The unconventional play has become a proving ground for advanced drilling-and-completions (D&C) technology, including multistage hydraulic fracturing. The Bakken is to the future of UC oil production as the 20-year-old Barnett shale play has proved to be for UC gas, industry observers say.
Bakken operators are downspacing to 320 acres by drilling four wells on 1,280 acres. Increased well densities are boosting PUD locations while dragging down EURs per well.The degree to which EURs are being "dragged down" is still being discussed.
But I digress. Articles like these and television segments like Jim Cramer can only have a beneficial effect for Bakken investors.
it will be interesting to see how the bakken stocks do in the long run. yes ,no dry holes but some with very low i.p.s which hurts when with 25 or more fracs the well may be in the $ 6-7 million range .jj
ReplyDeleteI agree. In addition, the recent acknowledgment that increasing the number of wells/spacing unit is "dragging down" EURs is worrisome.
ReplyDeleteHowever, these are some interesting thoughts:
a) In the "old days," as many as fourteen of fifteen wells were dry. They say there are more than 130 dry Lodgepole wells in the Dickinson area. But the companies kept drilling.
b) A producing well holds the lease "for eternity."

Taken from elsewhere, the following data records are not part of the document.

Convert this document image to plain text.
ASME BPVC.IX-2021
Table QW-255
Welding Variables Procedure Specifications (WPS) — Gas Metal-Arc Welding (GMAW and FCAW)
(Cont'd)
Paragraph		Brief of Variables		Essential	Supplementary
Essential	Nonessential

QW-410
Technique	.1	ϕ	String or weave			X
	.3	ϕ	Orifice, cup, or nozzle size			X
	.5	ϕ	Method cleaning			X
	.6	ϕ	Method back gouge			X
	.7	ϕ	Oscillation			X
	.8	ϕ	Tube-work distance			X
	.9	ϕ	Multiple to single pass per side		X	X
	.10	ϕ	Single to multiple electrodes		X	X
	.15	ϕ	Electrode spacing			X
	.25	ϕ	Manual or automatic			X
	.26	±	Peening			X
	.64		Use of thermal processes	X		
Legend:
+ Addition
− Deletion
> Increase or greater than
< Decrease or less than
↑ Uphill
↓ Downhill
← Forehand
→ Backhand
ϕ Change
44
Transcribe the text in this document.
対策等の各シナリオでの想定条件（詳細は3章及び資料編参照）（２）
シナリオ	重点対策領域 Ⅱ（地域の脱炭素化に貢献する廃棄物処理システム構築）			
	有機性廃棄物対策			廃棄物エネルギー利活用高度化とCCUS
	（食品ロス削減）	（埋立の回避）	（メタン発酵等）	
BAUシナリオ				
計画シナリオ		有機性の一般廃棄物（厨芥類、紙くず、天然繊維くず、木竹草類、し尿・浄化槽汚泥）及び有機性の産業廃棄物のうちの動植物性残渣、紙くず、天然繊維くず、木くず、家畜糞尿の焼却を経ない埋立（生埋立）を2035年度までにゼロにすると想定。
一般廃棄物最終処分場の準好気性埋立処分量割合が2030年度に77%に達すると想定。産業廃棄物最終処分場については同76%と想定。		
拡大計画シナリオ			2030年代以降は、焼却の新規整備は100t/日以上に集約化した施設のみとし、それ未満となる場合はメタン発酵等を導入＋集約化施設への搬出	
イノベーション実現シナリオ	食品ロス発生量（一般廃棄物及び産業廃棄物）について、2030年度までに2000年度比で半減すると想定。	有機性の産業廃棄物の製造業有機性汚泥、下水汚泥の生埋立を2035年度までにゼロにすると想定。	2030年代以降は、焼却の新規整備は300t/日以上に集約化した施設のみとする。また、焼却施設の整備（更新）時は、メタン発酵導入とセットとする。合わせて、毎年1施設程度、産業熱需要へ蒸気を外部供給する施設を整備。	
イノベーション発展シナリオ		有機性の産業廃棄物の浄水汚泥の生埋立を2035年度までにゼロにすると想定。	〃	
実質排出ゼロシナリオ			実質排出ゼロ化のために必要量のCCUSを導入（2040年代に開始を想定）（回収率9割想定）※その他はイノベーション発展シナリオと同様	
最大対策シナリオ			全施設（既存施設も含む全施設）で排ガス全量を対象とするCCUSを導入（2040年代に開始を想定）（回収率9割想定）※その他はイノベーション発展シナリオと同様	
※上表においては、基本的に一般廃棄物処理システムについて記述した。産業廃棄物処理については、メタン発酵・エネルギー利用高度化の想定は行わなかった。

c) Many of the early wells were fracked with very low number of stages (most of the early wells had a single stage frac); they will go back in and re-frac all these wells
d) Plenty of examples of low-IP-wells that have done very well
e) Bakken wells held by production -- they will eventually go back in and drill into other formations
f) "Bakken was robust" at $40 (EOG) and now we are solidly at $80, and recently at $100
g) When I see XOM talk about the Bakken to the extent they are talking about it, suggests they are seeing something that maybe I'm not even seeing.
h) Remember, the average daily production of ALL wells in North Dakota has historically been about 50 bbls/day; we're creeping up and it's about 60 bbls/day now. If 60 bbls/day is the average and those wells are kept open, a Bakken well that declines to 300 bbls/day is not all that bad.
i) Even the worse Bakken wells are paid off in 6 years and Bakken wells might be producing for 30 years. The $7 million initial cost has been sunk on an particular well; after six years, it's pretty much all free flow
j) And the thing that we always seem to forget: in business, it's not always the obvious but rather the "business of the business" -- how well the companies manage their cash flow, their investments, etc., etc.
But I agree with your basic assumption. To some extent, some of us are becoming used to 1,000-barrel IPs and are disappointed when anything less comes in.
Oh, back to your "25 or more fracs" expense -- BEXP certainly seems to have challenged this. Based on my observations, BEXP is paying off their wells (at the wellhead) faster than the others.
I do not mean to say these cos. will not make money ,but with many in the p/e area of 100 or more I would be a little cautious of investing in some of them . jj
ReplyDeleteAbsolutely.
ReplyDeleteYou are correct.
One of the advantages you and I have (and others, of course), is that we have followed the Bakken for quite some time, and have a good idea of who is doing what.
In addition, it is unlikely that folks will get rich overnight investing in these companies (to some extent the "easy" money has been made), but as part of a diversified portfolio, some of these will be nice long-term holdings.